There is a rising incidence of pertussis diagnosis since 1992 despite rising vaccination rates. This may be due to improved testing or previously overlooked cases being tested. Pertussis is considered endemic despite high rates of vaccination, as the effect of the vaccine wanes quickly. Many cases likely go unreported due to mild symptomology. Newborns are susceptible despite maternal immunity.

Symptoms occur in 3 stages. The first stage lasts 1-2 weeks and appears as an upper respiratory infection (runny nose, fever). The second stage lasts 2-4 weeks and is characterized by a paroxysmal, whooping cough that can cause cyanosis and vomiting. The third stage, convalescense, lasts 1-2 weeks but the cough can persist for months.

In children under one year of age pertussis can result in significant complications such as bronchopneumonia, encephalopathy, lung complications, or even death. In most cases the disease is not serious and can be effectively treated with conventional (antibiotics, cough suppressants, observation) and natural therapies.

The pertussis vaccine is part of the DPT injection. It is a killed cell preparation derived from cultures of the Pertussis organism and is the most controversial vaccine of all. The medical and lay literature is filled with documented cases of serious side effects and death from this vaccine. A newer acellular vaccine (DTaP) is preferred and appears to have fewer side effects, but it is too early to know for sure. It is considered 88% effective.

Booster vaccinations are sometimes recommended for adults, not because they are at serious risk of infection but because they risk spreading the infection to young infants. Deaths related to pertussis have been in children too young (<4 months) to receive the full vaccine series.

HEMOPHILUS INFLUENZA TYPE B (Hib) The infection associated with this organism is not the common viral flu. Hib is a bacterium found in some forms of meningitis, epiglottitis and pneumonia and is considered a medical emergency. The peak incidence is between 6 months and one year of age.

Symptoms of bacterial meningitis include stiff neck (in older children, but in younger children with poor muscle tone, this symptom may not be seen), crying that increases when the child is picked up, and flaring of the skin when stroked.

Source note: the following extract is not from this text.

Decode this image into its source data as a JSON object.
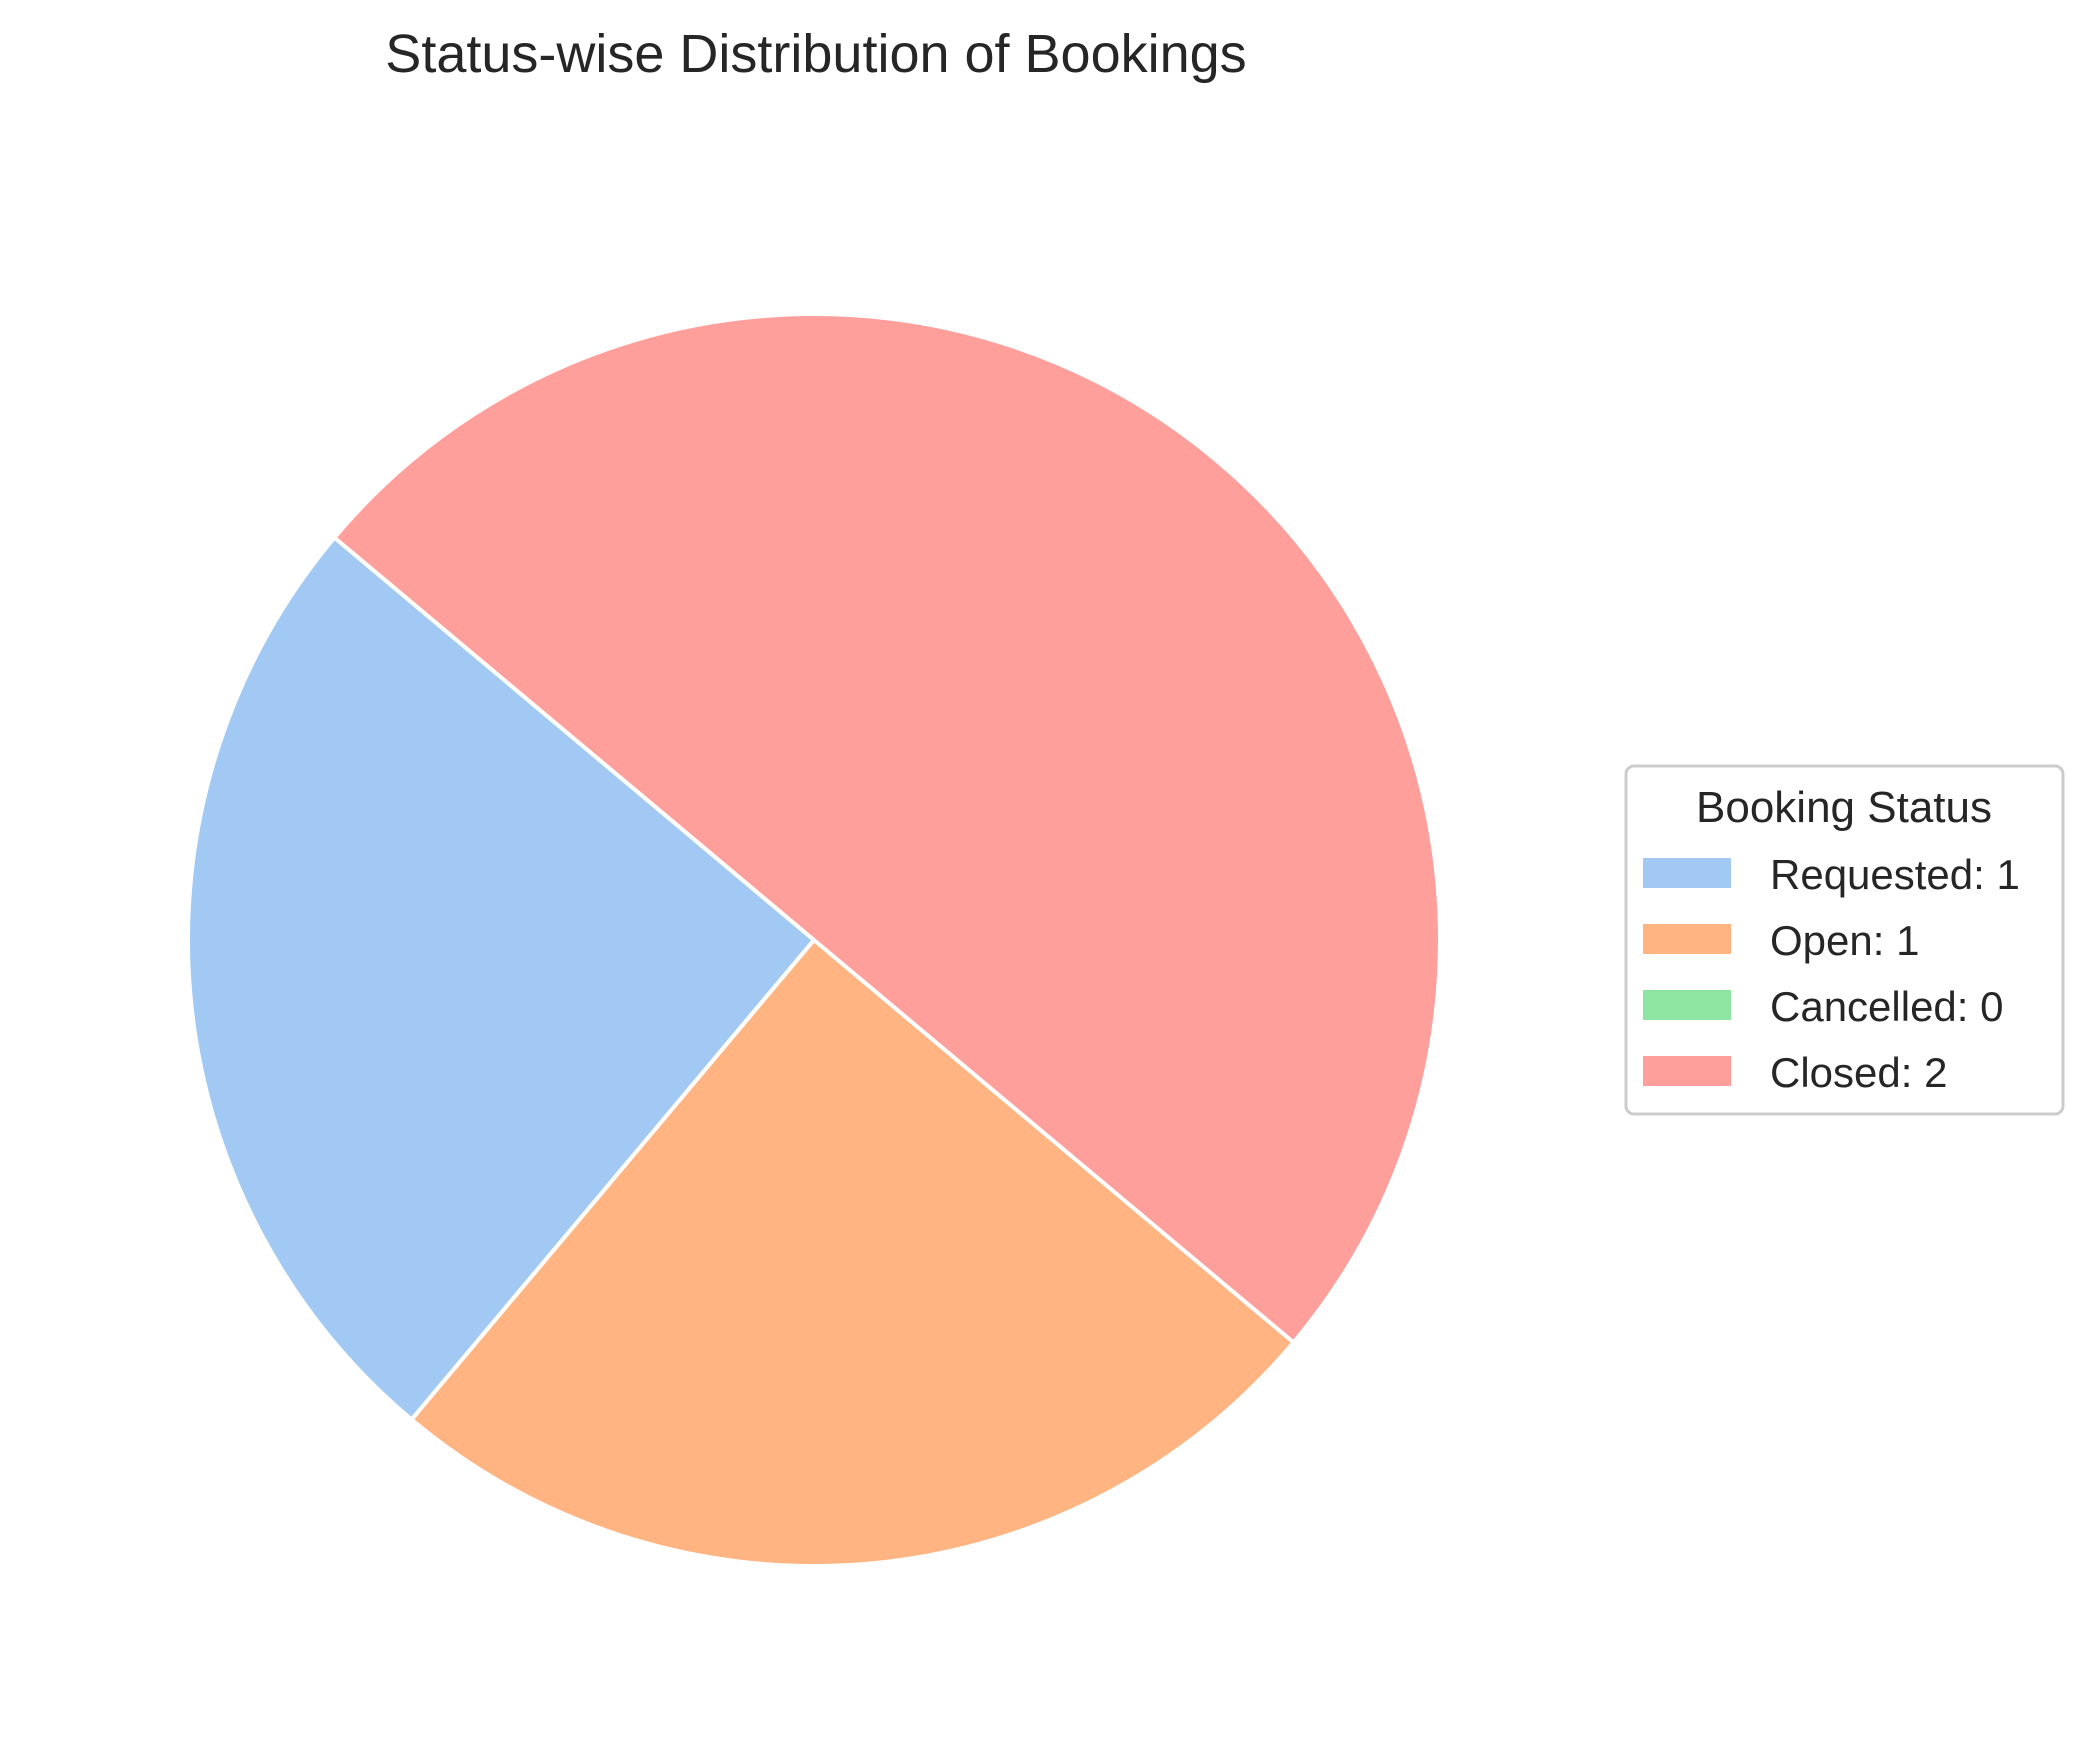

Symptoms of epiglottitis include anxiety, preference to sit up or lean forward with the head extended, labored breathing, drooling, inspiratory stridor (noisy inward breaths). If these symptoms occur, no one should attempt to open the mouth or examine the throat.

Some of the consequences of Hib infection can be severe. Complications include seizures, long-term neurological complications, and hearing loss in up to 25%.

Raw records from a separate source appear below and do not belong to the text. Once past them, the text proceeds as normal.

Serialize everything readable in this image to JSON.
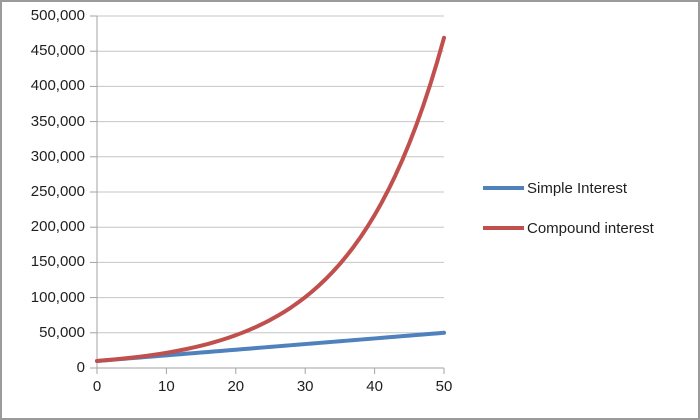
{
  "window": {
    "background_color": "#ffffff",
    "border_color": "#9b9b9b"
  },
  "chart_data": {
    "type": "line",
    "title": "",
    "xlabel": "",
    "ylabel": "",
    "xlim": [
      0,
      50
    ],
    "ylim": [
      0,
      500000
    ],
    "grid": "horizontal",
    "legend_position": "right",
    "gridline_color": "#c6c6c6",
    "axis_color": "#a3a3a3",
    "tick_label_color": "#1f1f1f",
    "x": [
      0,
      1,
      2,
      3,
      4,
      5,
      6,
      7,
      8,
      9,
      10,
      11,
      12,
      13,
      14,
      15,
      16,
      17,
      18,
      19,
      20,
      21,
      22,
      23,
      24,
      25,
      26,
      27,
      28,
      29,
      30,
      31,
      32,
      33,
      34,
      35,
      36,
      37,
      38,
      39,
      40,
      41,
      42,
      43,
      44,
      45,
      46,
      47,
      48,
      49,
      50
    ],
    "series": [
      {
        "name": "Simple Interest",
        "color": "#4f81bd",
        "values": [
          10000,
          10800,
          11600,
          12400,
          13200,
          14000,
          14800,
          15600,
          16400,
          17200,
          18000,
          18800,
          19600,
          20400,
          21200,
          22000,
          22800,
          23600,
          24400,
          25200,
          26000,
          26800,
          27600,
          28400,
          29200,
          30000,
          30800,
          31600,
          32400,
          33200,
          34000,
          34800,
          35600,
          36400,
          37200,
          38000,
          38800,
          39600,
          40400,
          41200,
          42000,
          42800,
          43600,
          44400,
          45200,
          46000,
          46800,
          47600,
          48400,
          49200,
          50000
        ]
      },
      {
        "name": "Compound interest",
        "color": "#c0504d",
        "values": [
          10000,
          10800,
          11664,
          12597,
          13605,
          14693,
          15869,
          17138,
          18509,
          19990,
          21589,
          23316,
          25182,
          27196,
          29372,
          31722,
          34259,
          37000,
          39960,
          43157,
          46610,
          50338,
          54365,
          58715,
          63412,
          68485,
          73964,
          79881,
          86271,
          93173,
          100627,
          108677,
          117371,
          126761,
          136901,
          147853,
          159681,
          172456,
          186252,
          201153,
          217245,
          234625,
          253395,
          273667,
          295560,
          319204,
          344740,
          372320,
          402105,
          434274,
          469016
        ]
      }
    ],
    "x_ticks": [
      0,
      10,
      20,
      30,
      40,
      50
    ],
    "x_tick_labels": [
      "0",
      "10",
      "20",
      "30",
      "40",
      "50"
    ],
    "y_ticks": [
      0,
      50000,
      100000,
      150000,
      200000,
      250000,
      300000,
      350000,
      400000,
      450000,
      500000
    ],
    "y_tick_labels": [
      "0",
      "50,000",
      "100,000",
      "150,000",
      "200,000",
      "250,000",
      "300,000",
      "350,000",
      "400,000",
      "450,000",
      "500,000"
    ]
  },
  "legend": {
    "items": [
      {
        "label": "Simple Interest",
        "color": "#4f81bd"
      },
      {
        "label": "Compound interest",
        "color": "#c0504d"
      }
    ]
  }
}
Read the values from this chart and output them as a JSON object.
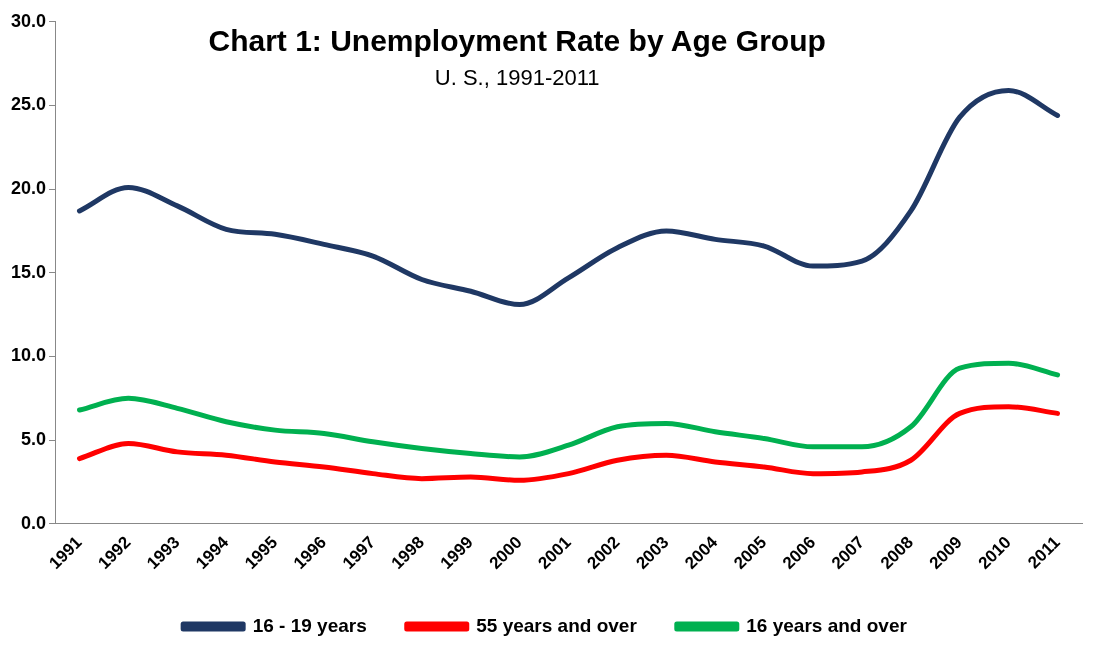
{
  "chart_data": {
    "type": "line",
    "title": "Chart 1: Unemployment Rate by Age Group",
    "subtitle": "U. S., 1991-2011",
    "categories": [
      "1991",
      "1992",
      "1993",
      "1994",
      "1995",
      "1996",
      "1997",
      "1998",
      "1999",
      "2000",
      "2001",
      "2002",
      "2003",
      "2004",
      "2005",
      "2006",
      "2007",
      "2008",
      "2009",
      "2010",
      "2011"
    ],
    "series": [
      {
        "name": "16 - 19 years",
        "color": "#1f3864",
        "values": [
          18.7,
          20.1,
          19.0,
          17.6,
          17.3,
          16.7,
          16.0,
          14.6,
          13.9,
          13.1,
          14.7,
          16.5,
          17.5,
          17.0,
          16.6,
          15.4,
          15.7,
          18.7,
          24.3,
          25.9,
          24.4
        ]
      },
      {
        "name": "55 years and over",
        "color": "#ff0000",
        "values": [
          3.9,
          4.8,
          4.3,
          4.1,
          3.7,
          3.4,
          3.0,
          2.7,
          2.8,
          2.6,
          3.0,
          3.8,
          4.1,
          3.7,
          3.4,
          3.0,
          3.1,
          3.8,
          6.6,
          7.0,
          6.6
        ]
      },
      {
        "name": "16 years and over",
        "color": "#00b050",
        "values": [
          6.8,
          7.5,
          6.9,
          6.1,
          5.6,
          5.4,
          4.9,
          4.5,
          4.2,
          4.0,
          4.7,
          5.8,
          6.0,
          5.5,
          5.1,
          4.6,
          4.6,
          5.8,
          9.3,
          9.6,
          8.9
        ]
      }
    ],
    "ylim": [
      0,
      30
    ],
    "yticks": [
      {
        "value": 0,
        "label": "0.0"
      },
      {
        "value": 5,
        "label": "5.0"
      },
      {
        "value": 10,
        "label": "10.0"
      },
      {
        "value": 15,
        "label": "15.0"
      },
      {
        "value": 20,
        "label": "20.0"
      },
      {
        "value": 25,
        "label": "25.0"
      },
      {
        "value": 30,
        "label": "30.0"
      }
    ],
    "grid": false,
    "legend": "bottom",
    "marker": "none",
    "line_style": "solid"
  }
}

Breast feeding longer than 6 months is protective against Hib. Day care outside the home is a major risk factor for contracting the disease. Approximately 500 cases are reported in the United States each year. 3-6% are fatal, 20% result in permanent hearing loss.

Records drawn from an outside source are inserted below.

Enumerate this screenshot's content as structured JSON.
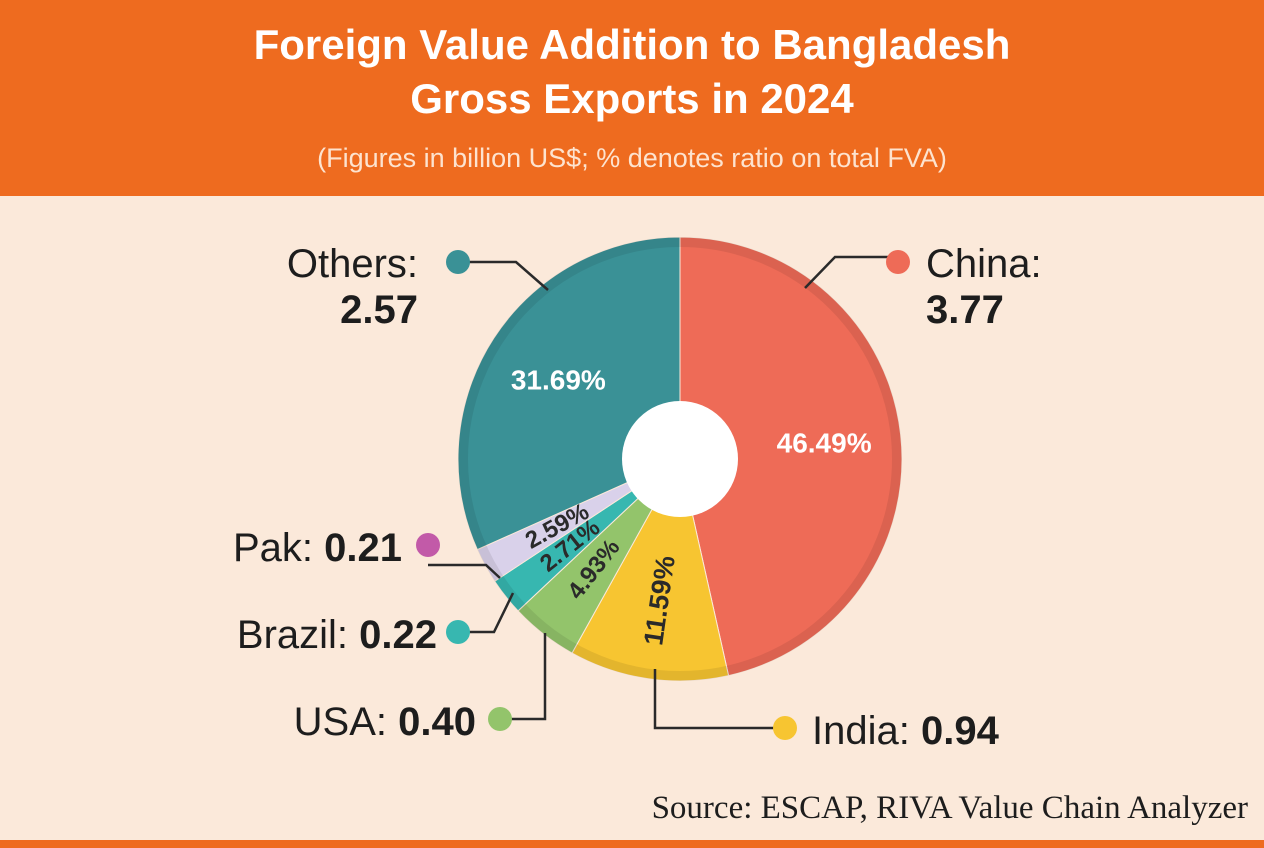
{
  "header": {
    "title_line1": "Foreign Value Addition to Bangladesh",
    "title_line2": "Gross Exports in 2024",
    "subtitle": "(Figures in billion US$; % denotes ratio on total FVA)"
  },
  "source": "Source: ESCAP, RIVA Value Chain Analyzer",
  "chart_data": {
    "type": "pie",
    "title": "Foreign Value Addition to Bangladesh Gross Exports in 2024",
    "subtitle": "(Figures in billion US$; % denotes ratio on total FVA)",
    "unit": "billion US$",
    "slices": [
      {
        "name": "China",
        "value": 3.77,
        "value_text": "3.77",
        "percent": 46.49,
        "percent_text": "46.49%",
        "color": "#ee6b57"
      },
      {
        "name": "India",
        "value": 0.94,
        "value_text": "0.94",
        "percent": 11.59,
        "percent_text": "11.59%",
        "color": "#f7c531"
      },
      {
        "name": "USA",
        "value": 0.4,
        "value_text": "0.40",
        "percent": 4.93,
        "percent_text": "4.93%",
        "color": "#93c46b"
      },
      {
        "name": "Brazil",
        "value": 0.22,
        "value_text": "0.22",
        "percent": 2.71,
        "percent_text": "2.71%",
        "color": "#37b7b0"
      },
      {
        "name": "Pak",
        "value": 0.21,
        "value_text": "0.21",
        "percent": 2.59,
        "percent_text": "2.59%",
        "color": "#d9d1ea"
      },
      {
        "name": "Others",
        "value": 2.57,
        "value_text": "2.57",
        "percent": 31.69,
        "percent_text": "31.69%",
        "color": "#3a9196"
      }
    ],
    "marker_colors": {
      "China": "#ee6b57",
      "India": "#f7c531",
      "USA": "#93c46b",
      "Brazil": "#37b7b0",
      "Pak": "#c25aa8",
      "Others": "#3a9196"
    }
  }
}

The original version of the vaccine was made from polysaccharide components of the bacterial capsule. It produced inadequate immunity in children less than 18 months of age. The newer Hib vaccine is a conjugate of the bacterial capsule and a protein. Diphtheria or tetanus toxoid is commonly used as the conjugate protein, which means that Hib is given with the DTaP vaccine, and carried to the immune system by them. While reports of efficacy remain mixed, the conjugate vaccine is much more effective in the under 18 month old age group who are most at risk from Hib disease. Many studies show a 40-60% reduction in Hib associated disease from vaccination. Other studies show no effect from immunization, and a few studies actually demonstrate an increased susceptibility to Hib disease following immunization. Although the immunization is new, vaccine safety seems to be quite high with few reported side effects.